I'm solving the exercise of Conway's functional analysis. I'm trying this question.
Let $X$ be a compact space and let $\mu$ be a positive Borel measure on $X$. Let $T \in \mathcal{B}(L^p(\mu) , C(X))$ where $1<p<\infty$. Show that if $A : L^p(\mu) \to L^p(\mu)$ is defined by $Af = Tf$ then $A$ is compact.
I think that if we use fact that $L^p(\mu)$ is reflexive and if $A$ is completely continuous, then we can solve this problem because this indicate $A$ is compact operator.

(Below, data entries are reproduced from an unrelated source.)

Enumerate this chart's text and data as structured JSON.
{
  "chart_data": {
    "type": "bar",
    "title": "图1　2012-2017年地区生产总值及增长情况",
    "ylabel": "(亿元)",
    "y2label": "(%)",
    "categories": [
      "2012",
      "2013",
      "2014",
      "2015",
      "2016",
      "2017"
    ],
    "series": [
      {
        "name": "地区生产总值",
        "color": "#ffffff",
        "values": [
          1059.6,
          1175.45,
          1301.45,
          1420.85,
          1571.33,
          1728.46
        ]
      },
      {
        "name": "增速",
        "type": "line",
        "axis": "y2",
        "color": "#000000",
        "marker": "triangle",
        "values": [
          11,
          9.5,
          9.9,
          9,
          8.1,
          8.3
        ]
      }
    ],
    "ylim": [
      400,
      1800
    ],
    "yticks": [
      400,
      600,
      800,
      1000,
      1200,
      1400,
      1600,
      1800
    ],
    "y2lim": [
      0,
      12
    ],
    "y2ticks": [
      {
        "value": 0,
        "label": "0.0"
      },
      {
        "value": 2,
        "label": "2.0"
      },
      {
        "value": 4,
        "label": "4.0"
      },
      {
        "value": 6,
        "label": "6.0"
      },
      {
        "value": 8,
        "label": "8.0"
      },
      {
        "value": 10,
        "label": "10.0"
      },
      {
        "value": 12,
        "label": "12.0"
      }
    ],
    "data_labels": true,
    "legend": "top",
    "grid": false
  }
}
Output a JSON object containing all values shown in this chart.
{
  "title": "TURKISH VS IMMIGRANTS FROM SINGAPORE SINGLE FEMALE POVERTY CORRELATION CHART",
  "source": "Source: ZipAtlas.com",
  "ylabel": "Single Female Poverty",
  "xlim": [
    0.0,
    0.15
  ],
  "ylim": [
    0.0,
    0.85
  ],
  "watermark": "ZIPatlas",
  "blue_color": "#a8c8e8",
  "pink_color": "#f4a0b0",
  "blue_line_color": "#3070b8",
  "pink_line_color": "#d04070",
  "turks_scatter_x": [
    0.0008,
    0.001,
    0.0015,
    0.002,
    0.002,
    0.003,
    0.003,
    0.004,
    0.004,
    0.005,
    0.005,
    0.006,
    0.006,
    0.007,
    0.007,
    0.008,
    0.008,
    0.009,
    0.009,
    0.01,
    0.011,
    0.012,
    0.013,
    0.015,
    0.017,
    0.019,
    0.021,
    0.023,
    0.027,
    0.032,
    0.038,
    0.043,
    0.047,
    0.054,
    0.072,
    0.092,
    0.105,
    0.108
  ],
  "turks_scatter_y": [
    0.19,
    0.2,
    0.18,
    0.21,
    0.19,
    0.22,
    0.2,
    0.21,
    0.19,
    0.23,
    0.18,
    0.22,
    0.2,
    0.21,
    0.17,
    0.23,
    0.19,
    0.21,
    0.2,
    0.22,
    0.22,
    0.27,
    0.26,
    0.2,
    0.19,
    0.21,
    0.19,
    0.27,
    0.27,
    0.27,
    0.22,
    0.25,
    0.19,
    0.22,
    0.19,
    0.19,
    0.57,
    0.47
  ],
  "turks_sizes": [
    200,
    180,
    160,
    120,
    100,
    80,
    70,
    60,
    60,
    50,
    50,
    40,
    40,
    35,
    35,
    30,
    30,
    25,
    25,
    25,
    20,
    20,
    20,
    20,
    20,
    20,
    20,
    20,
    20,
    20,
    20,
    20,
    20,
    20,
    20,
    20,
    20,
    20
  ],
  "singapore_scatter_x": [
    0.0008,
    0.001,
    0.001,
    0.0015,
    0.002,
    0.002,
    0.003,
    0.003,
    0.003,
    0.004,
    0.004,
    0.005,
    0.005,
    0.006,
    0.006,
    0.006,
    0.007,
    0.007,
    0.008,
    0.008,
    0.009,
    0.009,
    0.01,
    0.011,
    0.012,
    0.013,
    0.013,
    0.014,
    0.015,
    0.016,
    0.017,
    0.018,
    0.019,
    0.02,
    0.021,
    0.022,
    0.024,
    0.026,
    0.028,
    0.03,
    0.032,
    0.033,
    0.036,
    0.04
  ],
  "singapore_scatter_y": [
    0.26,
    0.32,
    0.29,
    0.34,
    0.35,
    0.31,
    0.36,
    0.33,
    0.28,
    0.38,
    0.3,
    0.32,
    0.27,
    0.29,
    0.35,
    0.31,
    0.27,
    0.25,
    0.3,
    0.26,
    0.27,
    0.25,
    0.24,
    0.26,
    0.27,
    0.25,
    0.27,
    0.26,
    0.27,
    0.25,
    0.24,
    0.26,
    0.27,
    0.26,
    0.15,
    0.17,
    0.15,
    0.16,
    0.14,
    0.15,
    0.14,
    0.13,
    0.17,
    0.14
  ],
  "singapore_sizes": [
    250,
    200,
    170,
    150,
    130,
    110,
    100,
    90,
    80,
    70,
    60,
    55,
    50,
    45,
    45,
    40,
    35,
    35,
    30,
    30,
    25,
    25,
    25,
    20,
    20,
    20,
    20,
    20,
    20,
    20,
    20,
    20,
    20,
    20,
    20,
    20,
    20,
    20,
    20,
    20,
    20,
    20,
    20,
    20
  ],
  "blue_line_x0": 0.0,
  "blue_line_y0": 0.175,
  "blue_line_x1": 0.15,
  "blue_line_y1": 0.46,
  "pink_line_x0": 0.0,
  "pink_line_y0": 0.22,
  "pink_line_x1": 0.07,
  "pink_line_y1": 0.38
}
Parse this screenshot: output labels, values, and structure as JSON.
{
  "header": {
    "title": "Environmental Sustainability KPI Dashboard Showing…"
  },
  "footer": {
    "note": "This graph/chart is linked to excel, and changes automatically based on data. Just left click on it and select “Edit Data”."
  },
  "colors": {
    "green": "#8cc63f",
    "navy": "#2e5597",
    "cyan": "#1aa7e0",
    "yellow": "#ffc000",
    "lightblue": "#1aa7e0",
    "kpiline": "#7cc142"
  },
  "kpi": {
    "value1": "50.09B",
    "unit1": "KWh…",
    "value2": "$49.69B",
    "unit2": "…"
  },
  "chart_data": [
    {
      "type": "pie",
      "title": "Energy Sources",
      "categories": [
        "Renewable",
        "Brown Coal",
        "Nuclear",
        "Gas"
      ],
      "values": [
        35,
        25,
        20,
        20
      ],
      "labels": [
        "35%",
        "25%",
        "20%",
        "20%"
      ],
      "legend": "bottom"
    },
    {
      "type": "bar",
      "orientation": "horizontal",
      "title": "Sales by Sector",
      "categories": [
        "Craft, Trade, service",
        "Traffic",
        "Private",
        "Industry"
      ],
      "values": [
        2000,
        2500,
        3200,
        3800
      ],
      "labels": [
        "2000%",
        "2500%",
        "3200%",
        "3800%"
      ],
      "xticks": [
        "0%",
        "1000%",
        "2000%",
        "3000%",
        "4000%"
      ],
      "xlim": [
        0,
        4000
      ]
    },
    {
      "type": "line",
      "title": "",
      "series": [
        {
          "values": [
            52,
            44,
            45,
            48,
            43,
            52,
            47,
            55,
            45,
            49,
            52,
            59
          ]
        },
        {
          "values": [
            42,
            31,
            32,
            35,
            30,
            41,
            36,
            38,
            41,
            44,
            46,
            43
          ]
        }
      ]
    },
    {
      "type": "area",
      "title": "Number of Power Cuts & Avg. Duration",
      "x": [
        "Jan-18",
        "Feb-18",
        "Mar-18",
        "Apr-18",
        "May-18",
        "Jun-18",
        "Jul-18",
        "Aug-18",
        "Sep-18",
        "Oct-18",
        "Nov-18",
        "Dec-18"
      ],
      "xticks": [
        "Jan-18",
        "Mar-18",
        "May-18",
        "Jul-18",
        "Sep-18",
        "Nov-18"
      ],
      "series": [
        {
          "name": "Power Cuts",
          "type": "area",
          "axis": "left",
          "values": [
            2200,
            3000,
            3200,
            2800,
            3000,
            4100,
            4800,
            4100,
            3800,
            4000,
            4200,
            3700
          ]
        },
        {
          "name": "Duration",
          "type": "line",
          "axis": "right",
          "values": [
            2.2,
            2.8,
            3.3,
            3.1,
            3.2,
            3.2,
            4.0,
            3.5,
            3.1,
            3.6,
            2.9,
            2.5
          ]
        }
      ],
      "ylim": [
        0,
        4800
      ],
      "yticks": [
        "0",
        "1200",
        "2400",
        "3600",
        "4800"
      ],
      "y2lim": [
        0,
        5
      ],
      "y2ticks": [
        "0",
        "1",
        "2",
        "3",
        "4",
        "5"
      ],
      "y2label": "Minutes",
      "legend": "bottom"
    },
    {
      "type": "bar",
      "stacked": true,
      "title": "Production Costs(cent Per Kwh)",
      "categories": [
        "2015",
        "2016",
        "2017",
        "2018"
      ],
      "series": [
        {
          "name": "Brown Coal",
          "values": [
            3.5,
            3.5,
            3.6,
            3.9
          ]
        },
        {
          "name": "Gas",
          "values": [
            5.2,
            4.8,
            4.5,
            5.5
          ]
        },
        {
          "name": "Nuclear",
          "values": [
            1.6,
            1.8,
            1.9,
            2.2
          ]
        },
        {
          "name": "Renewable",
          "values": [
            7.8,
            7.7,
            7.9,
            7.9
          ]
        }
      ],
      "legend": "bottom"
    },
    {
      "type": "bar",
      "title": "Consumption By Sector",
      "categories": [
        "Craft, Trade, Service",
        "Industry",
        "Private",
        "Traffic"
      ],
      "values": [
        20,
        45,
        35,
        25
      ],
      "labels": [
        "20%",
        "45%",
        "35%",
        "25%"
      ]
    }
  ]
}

So, I assumed that $f_n \to 0$ weakly, i.e. ($\int_X f_n g d\mu \to 0$ for every $g \in L^q(\mu)$) and tried to show that $\int_X (Tf_n)^p d\mu \to 0$. However, I cannot approach to next step.
Thank you.
Since $L^p(\mu)$ is reflexive, its unit ball $B$ is weakly compact. Since $T$ is continuous for the norm topologies, it is also continuous for the weak topologies and hence $T(B)$ is a weakly compact set in $C(X)$. In particular, since the map $f \mapsto f(x)$ is a continuous linear functional on $C(X)$ for each $x \in X$, for any sequence $f_n$ in $T(B)$ there exists a subsequence $f_{n_k}$ that converges pointwise to $f \in C(X)$.
Additionally, since $T$ is a bounded operator $T(B)$ is a bounded set. Therefore by the bounded convergence theorem $f_{n_k} \to f$ in $L^p(X)$ also, proving the desired result.